The need for effective solutions to our country’s Health Equity and healthcare access issues are heavily based in a Social Justice imperative, providing the key distinction that qualifies Healthcare Justice as a fiscal priority in our country.
ABOUT THE “SOME PEOPLE” AUTHOR
Ayanna V. Buckner MD, MPH, FACPM is double board-certified in Preventive Medicine/Public Health and Internal Medicine, and has extensive experience in community-based health education, outreach, and evaluation.
Dr. Buckner received a Bachelor of Science degree from Xavier University of Louisiana and a Doctor of Medicine degree from Meharry Medical College.
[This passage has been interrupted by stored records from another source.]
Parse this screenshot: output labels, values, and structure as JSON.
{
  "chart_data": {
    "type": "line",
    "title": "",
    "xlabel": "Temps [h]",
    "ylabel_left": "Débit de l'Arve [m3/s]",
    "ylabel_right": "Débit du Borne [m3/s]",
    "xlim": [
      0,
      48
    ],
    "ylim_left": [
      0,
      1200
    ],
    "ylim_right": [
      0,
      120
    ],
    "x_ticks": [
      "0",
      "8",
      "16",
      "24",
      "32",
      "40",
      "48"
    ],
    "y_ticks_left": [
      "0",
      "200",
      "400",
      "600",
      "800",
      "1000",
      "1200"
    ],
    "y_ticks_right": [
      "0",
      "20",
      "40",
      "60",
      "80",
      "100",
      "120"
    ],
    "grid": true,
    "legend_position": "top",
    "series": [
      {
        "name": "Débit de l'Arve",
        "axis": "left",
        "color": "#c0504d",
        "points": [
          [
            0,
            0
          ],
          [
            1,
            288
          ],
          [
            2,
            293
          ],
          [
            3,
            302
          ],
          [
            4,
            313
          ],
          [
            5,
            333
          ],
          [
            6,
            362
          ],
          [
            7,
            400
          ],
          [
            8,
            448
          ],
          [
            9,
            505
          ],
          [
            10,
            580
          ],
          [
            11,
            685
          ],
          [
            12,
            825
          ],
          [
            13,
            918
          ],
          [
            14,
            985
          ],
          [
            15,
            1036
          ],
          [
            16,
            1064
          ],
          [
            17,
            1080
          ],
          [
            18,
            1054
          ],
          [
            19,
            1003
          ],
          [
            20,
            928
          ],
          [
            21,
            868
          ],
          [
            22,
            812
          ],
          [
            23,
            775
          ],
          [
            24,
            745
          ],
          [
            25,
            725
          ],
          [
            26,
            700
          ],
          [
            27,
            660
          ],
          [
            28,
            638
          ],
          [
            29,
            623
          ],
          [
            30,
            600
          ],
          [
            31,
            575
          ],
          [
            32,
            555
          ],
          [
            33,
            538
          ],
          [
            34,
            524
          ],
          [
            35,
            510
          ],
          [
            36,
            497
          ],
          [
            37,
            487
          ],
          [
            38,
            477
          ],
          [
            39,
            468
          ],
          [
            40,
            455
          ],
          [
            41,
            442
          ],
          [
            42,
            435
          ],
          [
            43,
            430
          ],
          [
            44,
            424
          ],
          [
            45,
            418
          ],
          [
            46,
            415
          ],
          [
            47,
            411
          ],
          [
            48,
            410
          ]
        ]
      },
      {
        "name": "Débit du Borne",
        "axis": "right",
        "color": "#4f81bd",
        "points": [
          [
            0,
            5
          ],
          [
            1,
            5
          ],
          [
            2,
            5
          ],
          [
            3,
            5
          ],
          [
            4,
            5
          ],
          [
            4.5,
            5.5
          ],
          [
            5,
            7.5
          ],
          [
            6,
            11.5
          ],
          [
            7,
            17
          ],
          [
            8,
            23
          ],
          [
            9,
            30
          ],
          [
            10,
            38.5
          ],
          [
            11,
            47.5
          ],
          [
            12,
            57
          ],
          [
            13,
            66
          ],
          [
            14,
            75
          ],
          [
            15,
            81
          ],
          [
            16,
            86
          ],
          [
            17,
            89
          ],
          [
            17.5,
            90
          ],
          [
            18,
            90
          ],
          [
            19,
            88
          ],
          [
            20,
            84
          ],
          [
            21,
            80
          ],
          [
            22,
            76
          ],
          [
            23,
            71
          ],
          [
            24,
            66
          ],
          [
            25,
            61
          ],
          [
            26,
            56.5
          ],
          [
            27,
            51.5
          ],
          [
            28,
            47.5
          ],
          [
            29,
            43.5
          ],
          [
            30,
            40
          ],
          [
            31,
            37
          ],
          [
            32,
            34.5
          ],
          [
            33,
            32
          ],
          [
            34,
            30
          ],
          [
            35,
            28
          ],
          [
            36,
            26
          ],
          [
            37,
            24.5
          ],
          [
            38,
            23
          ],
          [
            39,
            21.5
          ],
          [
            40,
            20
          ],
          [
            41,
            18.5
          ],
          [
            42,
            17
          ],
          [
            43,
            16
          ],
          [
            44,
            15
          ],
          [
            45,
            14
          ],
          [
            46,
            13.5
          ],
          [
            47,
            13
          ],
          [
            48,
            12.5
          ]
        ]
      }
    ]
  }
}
She completed a combined residency program in Internal Medicine and Preventive Medicine at Griffin Hospital, during which she received a Master’s Degree in Public Health, with an emphasis in Health Management, from Yale University.
Before founding Community Health Cooperative, she served as an Associate Professor in the Department of Community Health and Preventive Medicine at the Morehouse School of Medicine. She also served as director of the Regional Coordinating Center for Hurricane Response at the Morehouse School of Medicine, through which she managed multi-state projects to assist with rebuilding the health systems in the Gulf Region after Hurricanes Katrina and Rita.